I would like to note that reducing the response time/ramping will significantly increase the stress on the thrusters, and may lead to a reduced lifespan.
-Adam
Adam, thanks for a fast and spot on reply.
I am now looking for ways to set up parameters and/or flash the firmware of the ESC if necessary.
The documentation provided on GitHub says "BLHeli ESCs can be divided into two different hardware platforms, depending upon whether they use a SiLabs MCU or an Atmel MCU. ".
Which case is the Basic ESC’s ?
Happy to help! The Basic ESC uses an SiLabs MCU, BlHeli Suite can easily be used to change the firmware settings.
-Adam
I noticed that the firmware has (slightly) different frequencies than the documentation.

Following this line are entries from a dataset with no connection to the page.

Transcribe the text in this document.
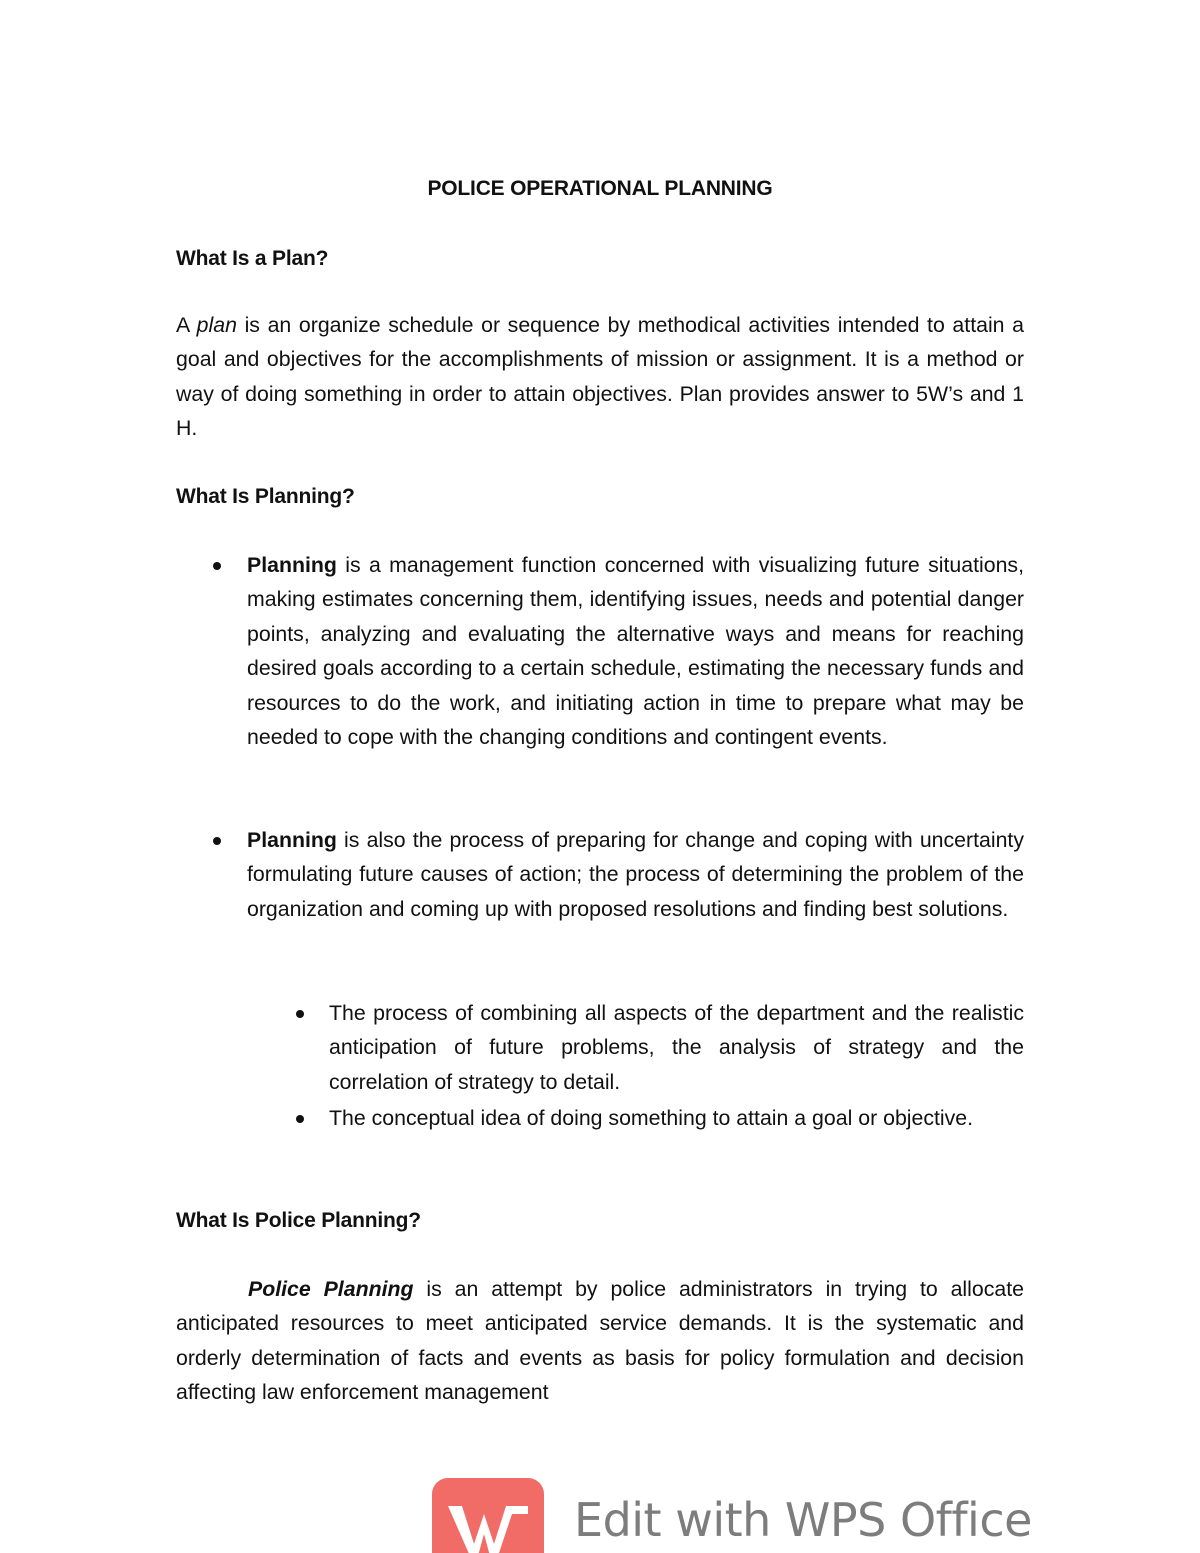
POLICE OPERATIONAL PLANNING
What Is a Plan?

A plan is an organize schedule or sequence by methodical activities intended to attain a goal and objectives for the accomplishments of mission or assignment. It is a method or way of doing something in order to attain objectives. Plan provides answer to 5W’s and 1 H.

What Is Planning?

Planning is a management function concerned with visualizing future situations, making estimates concerning them, identifying issues, needs and potential danger points, analyzing and evaluating the alternative ways and means for reaching desired goals according to a certain schedule, estimating the necessary funds and resources to do the work, and initiating action in time to prepare what may be needed to cope with the changing conditions and contingent events.

Planning is also the process of preparing for change and coping with uncertainty formulating future causes of action; the process of determining the problem of the organization and coming up with proposed resolutions and finding best solutions.

The process of combining all aspects of the department and the realistic anticipation of future problems, the analysis of strategy and the correlation of strategy to detail.

The conceptual idea of doing something to attain a goal or objective.

What Is Police Planning?

Police Planning is an attempt by police administrators in trying to allocate anticipated resources to meet anticipated service demands. It is the systematic and orderly determination of facts and events as basis for policy formulation and decision affecting law enforcement management

Edit with WPS Office
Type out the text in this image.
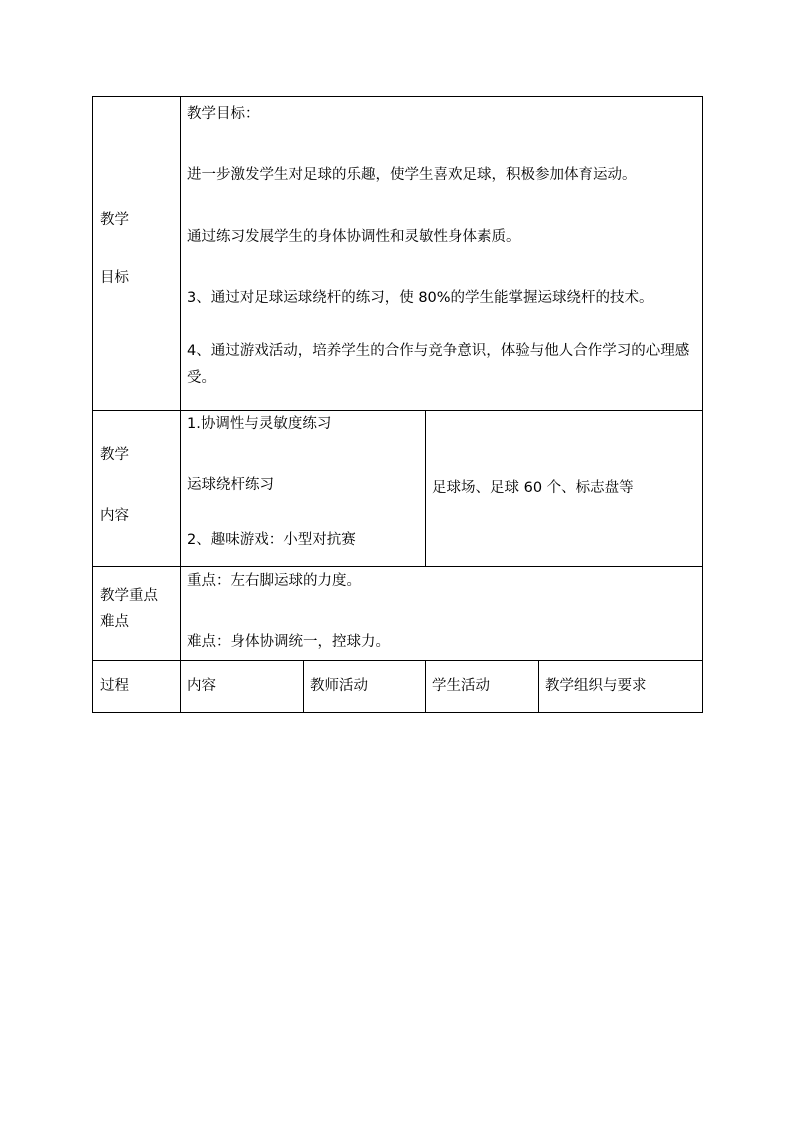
教学
目标	教学目标：
进一步激发学生对足球的乐趣，使学生喜欢足球，积极参加体育运动。
通过练习发展学生的身体协调性和灵敏性身体素质。
3、通过对足球运球绕杆的练习，使 80%的学生能掌握运球绕杆的技术。
4、通过游戏活动，培养学生的合作与竞争意识，体验与他人合作学习的心理感受。			

教学
内容	1.协调性与灵敏度练习
运球绕杆练习
2、趣味游戏：小型对抗赛		足球场、足球 60 个、标志盘等	

教学重点
难点	重点：左右脚运球的力度。
难点：身体协调统一，控球力。			

过程	内容	教师活动	学生活动	教学组织与要求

Do the actual ESCs ship with values of 1112/1512/1912 or 1100/1500/1900?
Thx
Hi @justin_time, welcome to the forum
The ESCs do indeed ship with the values programmed as 1112/1512/1912. I’ve asked about this internally previously, and the reasoning provided was that when those parameters were being determined in initial testing it was found that setting those offset values made the ESCs more correctly register physical inputs at the desired pulse-durations (1100/1500/1900).
The pulse-durations the ESCs actually measure depend on the rise and fall times of the driving circuitry, so the ‘best’ values to use there are likely dependent on the flight controller hardware in use, and the electrical properties of the signal cables to the ESCs. As I understand it we haven’t done additional testing about whether that precise offset is actually correcting some underlying clock error in the ESCs, or if it’s just compensating for slow or weak driving by the outputs they were originally tested on.
If a constant offset is an issue for a particular application it’s usually possible to handle by specifying output trim values in the control software. Of course it’s preferable to avoid needing to manually set a trim for every ESC, so setting an offset in the ESC firmware that means it ‘just works’ for the most common use-case makes sense, and makes the user-facing aspects (e.g. parameters in control software) easier to understand and less complicated to work with
Thank you Eliot for the detailed explanation - it explains a lot! I was scratching my head, but this all makes sense.